After weathering higher interest rates and supply bottlenecks, we should see continued improvement in the housing market, says Morningstar's Bob Johnson.

Jason Stipp: I'm Jason Stipp for Morningstar. Housing has been a bright spot for the U.S. economy, but the data recently showed signs of plateauing. Is this just a pause or a bad omen? Here to offer his insights is Morningstar's director of economic analysis, Bob Johnson.

Bob, thanks for joining me.

Bob Johnson: Great to be here today.

Stipp: Let's talk about the data first. What has the data been showing us? What are the recent trends?

Johnson: Certainly, pricing has been one of the pieces of data that's been plateauing, albeit at a good number, and I think we're probably in a little bit of a goldilocks situation there. This week we got the Case-Shiller data for the 20 cities, and their data showed that home prices were again up about 12% year over year, which is really a good number to see. Even the more conservative FHFA data on a year-over-year basis, which always lags far behind, was showing year-over-year growth of 8% which is actually is a little bit of an acceleration for that index.

In terms of pricing, it's very interesting. A lot of the improvement is concentrated on the West Coast. Both the Pacific region, which includes everything that touches the Pacific Ocean, and the next region over, which includes Nevada and Arizona, the mountain area, so to speak, were both up in double digits; the Pacific up 21%. But the other seven regions of the country were all in single digits. It is kind of a little bit of a biased number in some of the pricing data that more of its happening along the West Coast than anywhere else.

We've also had data this week on new-home sales, which were a little bit better than the previous month, but still below their high of last April, so we're still kind of doing OK, but not accelerating there.

Then finally, we got existing-home sales which did wonderfully. We set a new recovery high; 5.48 million existing homes sold. It's the best number since 2007, kind of a broad-based improvement.

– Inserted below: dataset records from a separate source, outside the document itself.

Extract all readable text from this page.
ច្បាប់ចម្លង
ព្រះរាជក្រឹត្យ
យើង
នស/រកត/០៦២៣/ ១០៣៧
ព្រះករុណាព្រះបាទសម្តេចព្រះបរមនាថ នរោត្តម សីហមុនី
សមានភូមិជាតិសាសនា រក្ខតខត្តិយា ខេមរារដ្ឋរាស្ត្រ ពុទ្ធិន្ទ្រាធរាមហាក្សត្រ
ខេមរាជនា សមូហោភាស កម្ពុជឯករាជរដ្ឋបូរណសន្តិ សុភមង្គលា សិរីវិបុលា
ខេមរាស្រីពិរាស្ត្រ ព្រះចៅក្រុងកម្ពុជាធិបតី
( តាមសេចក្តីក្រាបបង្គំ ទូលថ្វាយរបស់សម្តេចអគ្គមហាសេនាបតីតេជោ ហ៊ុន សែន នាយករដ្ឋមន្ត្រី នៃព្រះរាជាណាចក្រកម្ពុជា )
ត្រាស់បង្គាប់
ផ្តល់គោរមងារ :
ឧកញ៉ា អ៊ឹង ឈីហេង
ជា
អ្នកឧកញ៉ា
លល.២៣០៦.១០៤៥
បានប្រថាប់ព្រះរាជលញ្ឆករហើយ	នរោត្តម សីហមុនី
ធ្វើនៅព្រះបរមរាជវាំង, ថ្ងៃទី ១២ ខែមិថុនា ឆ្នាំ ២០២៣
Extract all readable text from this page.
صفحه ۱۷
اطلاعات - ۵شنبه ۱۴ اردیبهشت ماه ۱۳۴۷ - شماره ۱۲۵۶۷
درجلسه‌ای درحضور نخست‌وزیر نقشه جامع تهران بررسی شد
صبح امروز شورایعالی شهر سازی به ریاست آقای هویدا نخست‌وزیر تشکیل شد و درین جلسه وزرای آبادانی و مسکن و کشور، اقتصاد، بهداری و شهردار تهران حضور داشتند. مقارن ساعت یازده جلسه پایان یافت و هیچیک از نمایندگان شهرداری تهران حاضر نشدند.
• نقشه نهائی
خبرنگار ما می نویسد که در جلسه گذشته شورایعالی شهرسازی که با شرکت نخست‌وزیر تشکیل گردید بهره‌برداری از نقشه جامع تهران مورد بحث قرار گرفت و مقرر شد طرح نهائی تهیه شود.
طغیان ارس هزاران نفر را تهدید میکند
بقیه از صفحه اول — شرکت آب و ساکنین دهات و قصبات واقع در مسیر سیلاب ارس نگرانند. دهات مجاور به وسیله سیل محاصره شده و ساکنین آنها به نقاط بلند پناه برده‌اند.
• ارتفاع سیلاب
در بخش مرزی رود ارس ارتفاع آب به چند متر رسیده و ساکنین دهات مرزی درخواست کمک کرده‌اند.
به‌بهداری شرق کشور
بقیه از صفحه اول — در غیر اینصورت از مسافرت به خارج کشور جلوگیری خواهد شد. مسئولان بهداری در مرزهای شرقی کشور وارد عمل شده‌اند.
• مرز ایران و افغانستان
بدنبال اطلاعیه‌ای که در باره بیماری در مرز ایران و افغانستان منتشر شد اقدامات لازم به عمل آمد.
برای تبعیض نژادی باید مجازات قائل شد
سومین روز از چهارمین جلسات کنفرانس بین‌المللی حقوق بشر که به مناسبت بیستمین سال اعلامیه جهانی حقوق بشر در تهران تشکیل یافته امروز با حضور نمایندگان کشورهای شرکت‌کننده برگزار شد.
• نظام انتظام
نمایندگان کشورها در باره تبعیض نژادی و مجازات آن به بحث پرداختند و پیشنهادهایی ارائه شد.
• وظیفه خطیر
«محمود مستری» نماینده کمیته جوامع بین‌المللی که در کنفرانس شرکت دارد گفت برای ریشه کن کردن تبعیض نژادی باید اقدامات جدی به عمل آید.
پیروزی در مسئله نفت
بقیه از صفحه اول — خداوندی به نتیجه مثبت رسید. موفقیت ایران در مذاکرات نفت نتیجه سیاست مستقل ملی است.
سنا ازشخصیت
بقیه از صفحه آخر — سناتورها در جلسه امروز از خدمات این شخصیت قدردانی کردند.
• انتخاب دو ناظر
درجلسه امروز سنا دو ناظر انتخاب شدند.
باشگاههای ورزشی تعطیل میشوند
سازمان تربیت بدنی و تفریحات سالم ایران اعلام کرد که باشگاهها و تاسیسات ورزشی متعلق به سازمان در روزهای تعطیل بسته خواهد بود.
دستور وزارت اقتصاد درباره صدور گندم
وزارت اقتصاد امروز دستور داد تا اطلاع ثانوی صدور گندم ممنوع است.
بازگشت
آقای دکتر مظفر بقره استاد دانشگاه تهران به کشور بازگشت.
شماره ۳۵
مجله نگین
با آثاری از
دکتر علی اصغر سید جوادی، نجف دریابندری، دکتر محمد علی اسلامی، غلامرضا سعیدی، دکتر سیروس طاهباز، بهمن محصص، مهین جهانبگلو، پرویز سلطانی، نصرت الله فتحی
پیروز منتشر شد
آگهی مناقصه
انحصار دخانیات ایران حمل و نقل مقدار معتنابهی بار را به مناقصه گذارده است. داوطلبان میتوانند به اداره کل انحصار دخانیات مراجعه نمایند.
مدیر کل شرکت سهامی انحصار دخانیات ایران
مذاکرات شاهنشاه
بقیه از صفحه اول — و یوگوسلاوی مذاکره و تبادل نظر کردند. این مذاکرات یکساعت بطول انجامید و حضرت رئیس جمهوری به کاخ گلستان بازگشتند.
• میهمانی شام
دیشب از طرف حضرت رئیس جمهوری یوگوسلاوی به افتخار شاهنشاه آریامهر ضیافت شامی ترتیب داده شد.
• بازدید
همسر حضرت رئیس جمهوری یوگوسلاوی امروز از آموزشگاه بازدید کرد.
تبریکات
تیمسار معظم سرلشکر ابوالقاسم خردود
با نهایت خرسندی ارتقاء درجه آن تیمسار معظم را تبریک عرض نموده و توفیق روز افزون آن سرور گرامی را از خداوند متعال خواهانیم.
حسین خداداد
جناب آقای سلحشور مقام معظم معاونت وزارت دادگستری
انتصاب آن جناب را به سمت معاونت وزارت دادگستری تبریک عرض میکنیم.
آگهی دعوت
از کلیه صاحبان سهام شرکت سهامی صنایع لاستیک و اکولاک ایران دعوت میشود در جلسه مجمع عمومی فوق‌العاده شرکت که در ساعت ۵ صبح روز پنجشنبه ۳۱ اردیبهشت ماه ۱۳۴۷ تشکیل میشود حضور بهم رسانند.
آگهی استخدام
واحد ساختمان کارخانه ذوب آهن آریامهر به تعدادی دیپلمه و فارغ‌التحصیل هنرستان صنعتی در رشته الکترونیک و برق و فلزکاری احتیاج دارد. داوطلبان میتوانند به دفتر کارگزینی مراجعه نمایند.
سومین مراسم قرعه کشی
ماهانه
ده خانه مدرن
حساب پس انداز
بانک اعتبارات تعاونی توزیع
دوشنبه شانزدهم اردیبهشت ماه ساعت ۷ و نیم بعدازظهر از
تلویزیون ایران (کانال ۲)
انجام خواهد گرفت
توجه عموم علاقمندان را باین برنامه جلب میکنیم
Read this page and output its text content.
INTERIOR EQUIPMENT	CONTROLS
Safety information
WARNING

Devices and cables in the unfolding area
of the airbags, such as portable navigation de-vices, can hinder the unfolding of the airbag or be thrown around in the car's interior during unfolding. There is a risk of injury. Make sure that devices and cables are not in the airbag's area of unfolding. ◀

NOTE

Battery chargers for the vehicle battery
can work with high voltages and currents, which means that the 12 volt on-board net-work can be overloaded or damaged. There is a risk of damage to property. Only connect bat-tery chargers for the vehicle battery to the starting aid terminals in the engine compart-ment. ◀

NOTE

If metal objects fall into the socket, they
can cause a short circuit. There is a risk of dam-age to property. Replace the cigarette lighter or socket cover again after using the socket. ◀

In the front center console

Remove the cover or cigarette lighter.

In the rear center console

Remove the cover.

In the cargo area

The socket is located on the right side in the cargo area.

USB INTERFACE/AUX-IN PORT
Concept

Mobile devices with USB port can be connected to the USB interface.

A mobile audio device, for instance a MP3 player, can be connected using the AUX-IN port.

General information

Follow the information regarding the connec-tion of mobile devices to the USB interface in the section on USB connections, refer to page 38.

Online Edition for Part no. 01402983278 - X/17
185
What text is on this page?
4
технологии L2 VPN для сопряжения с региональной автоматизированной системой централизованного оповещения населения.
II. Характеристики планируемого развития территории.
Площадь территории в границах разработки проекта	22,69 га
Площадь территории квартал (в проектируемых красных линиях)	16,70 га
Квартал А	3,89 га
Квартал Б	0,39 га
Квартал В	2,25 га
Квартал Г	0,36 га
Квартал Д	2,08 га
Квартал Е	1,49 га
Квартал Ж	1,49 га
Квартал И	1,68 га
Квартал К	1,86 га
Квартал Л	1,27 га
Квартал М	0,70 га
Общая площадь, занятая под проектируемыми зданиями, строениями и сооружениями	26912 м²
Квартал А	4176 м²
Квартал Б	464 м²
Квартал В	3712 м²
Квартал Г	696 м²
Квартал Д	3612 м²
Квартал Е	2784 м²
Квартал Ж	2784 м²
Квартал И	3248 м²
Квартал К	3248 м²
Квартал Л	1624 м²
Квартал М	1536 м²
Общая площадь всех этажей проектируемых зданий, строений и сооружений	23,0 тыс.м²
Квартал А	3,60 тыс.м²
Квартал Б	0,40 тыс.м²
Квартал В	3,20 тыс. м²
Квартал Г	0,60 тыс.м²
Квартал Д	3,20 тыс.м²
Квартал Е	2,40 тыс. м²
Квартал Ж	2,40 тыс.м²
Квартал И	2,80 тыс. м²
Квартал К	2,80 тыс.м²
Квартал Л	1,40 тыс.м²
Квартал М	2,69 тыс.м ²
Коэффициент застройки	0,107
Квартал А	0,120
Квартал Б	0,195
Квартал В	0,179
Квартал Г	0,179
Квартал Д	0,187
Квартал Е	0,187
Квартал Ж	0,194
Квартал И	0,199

Stipp: Let's talk about some of the short-term drivers that might be affecting these numbers and also some of the short-term factors that are out there that could affect us in the next few months to come. The first one is interest rate. When the Fed first started talking about tapering in May, we did see interest rates go up pretty dramatically and pretty quickly.

Then recently the Fed has said they're not going to do it quite yet. How has this rippled through to the housing market?

Johnson: It went through and boosted the 10-year bond, and mortgages are priced off of the 10-year U.S.-government bond. The rates are very tightly intertwined, and mortgage rates are now in the kind of the 4.5% to 5.0% range after being in the 3.5% range or so. So they went up a lot. But to put that in perspective, in 1981 when I graduated from school, rates were 15% or 16%. When the major housing boom was going on in 2004, 2007, interest rates were in the 6% to 8% range. Clearly, we've moved higher in terms of mortgage rates. It dislocated a few people looking [to finance a home] right now that had very tight budgets. On the other hand, as my associate Dave Sekera points out, this is barely a blip on the radar screen--the amount that interest rates have gone up. People will adjust and, I think, come back, and that's why homebuilders remain so optimistic.